Although the council anticipate objections to the proposed fees it believes that overall the discount would offset the membership fees.

At the recent budget meeting when the council set its financial framework for the next year the Conservative Group objected to the taxicard proposal and asked for the Director of Services for Communities to find alternative ways of making savings in this area.

ECAS is a voluntary organisation devoted to helping people with disability. They very much object to the council’s proposals. Their spokesman explained this to The Edinburgh Reporter:

“By definition taxicards are only issued to people with severe mobility impairments. At the same time the Council plans to introduce an enhanced redundancy package. Because Councillors promised not to make people compulsorily redundant it seems they need to pay staff additional redundancy, over and above the legal entitlement, to persuade them to leave the Council.

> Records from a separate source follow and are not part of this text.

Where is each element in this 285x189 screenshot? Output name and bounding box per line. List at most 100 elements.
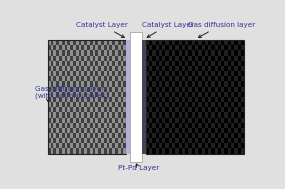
Bar <box>87 45 90 50</box>
Bar <box>175 61 179 66</box>
Bar <box>225 123 228 128</box>
Bar <box>115 143 118 149</box>
Bar <box>62 107 65 112</box>
Bar <box>104 123 107 128</box>
Bar <box>123 97 126 102</box>
Bar <box>84 56 87 61</box>
Bar <box>188 97 192 102</box>
Bar <box>238 97 241 102</box>
Bar <box>218 87 221 92</box>
Bar <box>56 102 59 107</box>
Bar <box>59 97 62 102</box>
Bar <box>175 107 179 112</box>
Bar <box>159 102 162 107</box>
Bar <box>238 112 241 118</box>
Bar <box>201 143 205 149</box>
Bar <box>169 143 172 149</box>
Bar <box>87 97 90 102</box>
Bar <box>166 92 169 97</box>
Bar <box>221 138 225 143</box>
Bar <box>50 149 53 154</box>
Bar <box>195 143 198 149</box>
Bar <box>62 40 65 45</box>
Bar <box>195 123 198 128</box>
Bar <box>166 143 169 149</box>
Bar <box>241 107 244 112</box>
Bar <box>53 112 56 118</box>
Bar <box>123 92 126 97</box>
Bar <box>118 76 121 81</box>
Bar <box>118 45 121 50</box>
Bar <box>62 45 65 50</box>
Bar <box>123 138 126 143</box>
Bar <box>231 107 234 112</box>
Bar <box>149 118 152 123</box>
Bar <box>152 112 156 118</box>
Bar <box>76 45 79 50</box>
Bar <box>115 133 118 138</box>
Bar <box>98 97 101 102</box>
Bar <box>198 66 201 71</box>
Bar <box>109 138 112 143</box>
Bar <box>162 66 166 71</box>
Bar <box>93 56 95 61</box>
Bar <box>205 92 208 97</box>
Bar <box>76 56 79 61</box>
Bar <box>82 133 84 138</box>
Bar <box>93 138 95 143</box>
Bar <box>101 118 104 123</box>
Bar <box>98 40 101 45</box>
Bar <box>146 45 149 50</box>
Bar <box>65 128 67 133</box>
Bar <box>179 45 182 50</box>
Bar <box>50 97 53 102</box>
Bar <box>211 92 215 97</box>
Bar <box>98 123 101 128</box>
Bar <box>179 71 182 76</box>
Bar <box>79 102 82 107</box>
Bar <box>48 76 50 81</box>
Bar <box>118 118 121 123</box>
Bar <box>65 102 67 107</box>
Bar <box>175 102 179 107</box>
Bar <box>50 76 53 81</box>
Bar <box>221 81 225 87</box>
Bar <box>228 45 231 50</box>
Bar <box>146 40 149 45</box>
Bar <box>53 66 56 71</box>
Bar <box>59 107 62 112</box>
Bar <box>107 76 109 81</box>
Bar <box>166 66 169 71</box>
Bar <box>166 71 169 76</box>
Bar <box>50 71 53 76</box>
Bar <box>79 128 82 133</box>
Bar <box>241 133 244 138</box>
Bar <box>231 61 234 66</box>
Bar <box>70 76 73 81</box>
Bar <box>62 87 65 92</box>
Bar <box>98 143 101 149</box>
Bar <box>65 87 67 92</box>
Bar <box>169 56 172 61</box>
Bar <box>82 50 84 56</box>
Bar <box>67 71 70 76</box>
Bar <box>156 138 159 143</box>
Bar <box>79 61 82 66</box>
Bar <box>93 92 95 97</box>
Bar <box>121 50 123 56</box>
Bar <box>115 56 118 61</box>
Bar <box>76 118 79 123</box>
Bar <box>238 149 241 154</box>
Bar <box>76 138 79 143</box>
Bar <box>211 50 215 56</box>
Bar <box>182 149 185 154</box>
Bar <box>215 112 218 118</box>
Bar <box>192 92 195 97</box>
Bar <box>149 71 152 76</box>
Bar <box>152 138 156 143</box>
Bar <box>67 45 70 50</box>
Bar <box>166 123 169 128</box>
Bar <box>109 66 112 71</box>
Bar <box>169 45 172 50</box>
Bar <box>101 107 104 112</box>
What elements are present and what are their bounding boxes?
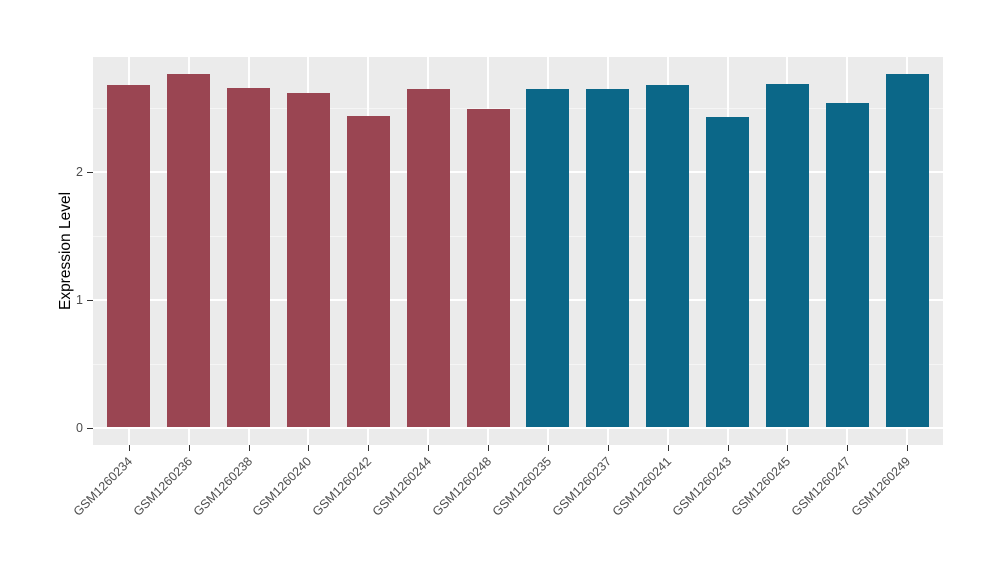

“The Council also operates a “redeployment register” where staff can wait to be given a job if their job has come to an end. Ecas asked how much this was costing and the answer was that the Council does not keep a record – in other words they do not know how much it has cost to have up to 69 members of staff waiting for a new job.

“As one individual put it: “Is this some sort of perverse reverse Robin Hood – introducing charges to people on benefits whilst paying enhanced redundancy to Council managers?”

“Ecas, whose aim is to improve the lives of people with disabilities, has looked at these measures, and is urging all Councillors, of all parties, to consider whether it really is appropriate to introduce additional charges and changes for disabled, and other vulnerable, people whilst operating an uncosted no compulsory redundancy policy with enhanced redundancy schemes.”

Following the recent decision to leave the scheme out of this year’s budget, but to reinvestigate the CEO of ECAS, David Griffith said: “Whilst I welcome the Council’s decision to require a report to the relevant committee once the additional equality and rights work is completed for the Taxicard proposal, it is disappointing that they still propose to introduce a new charge for people with disabilities.

“The Council’s own data suggests that the new scheme will actually result in higher costs for the average Taxicard user and so I am surprised that the Coalition Motion refers to “an effort to improve equalities and mobility”.”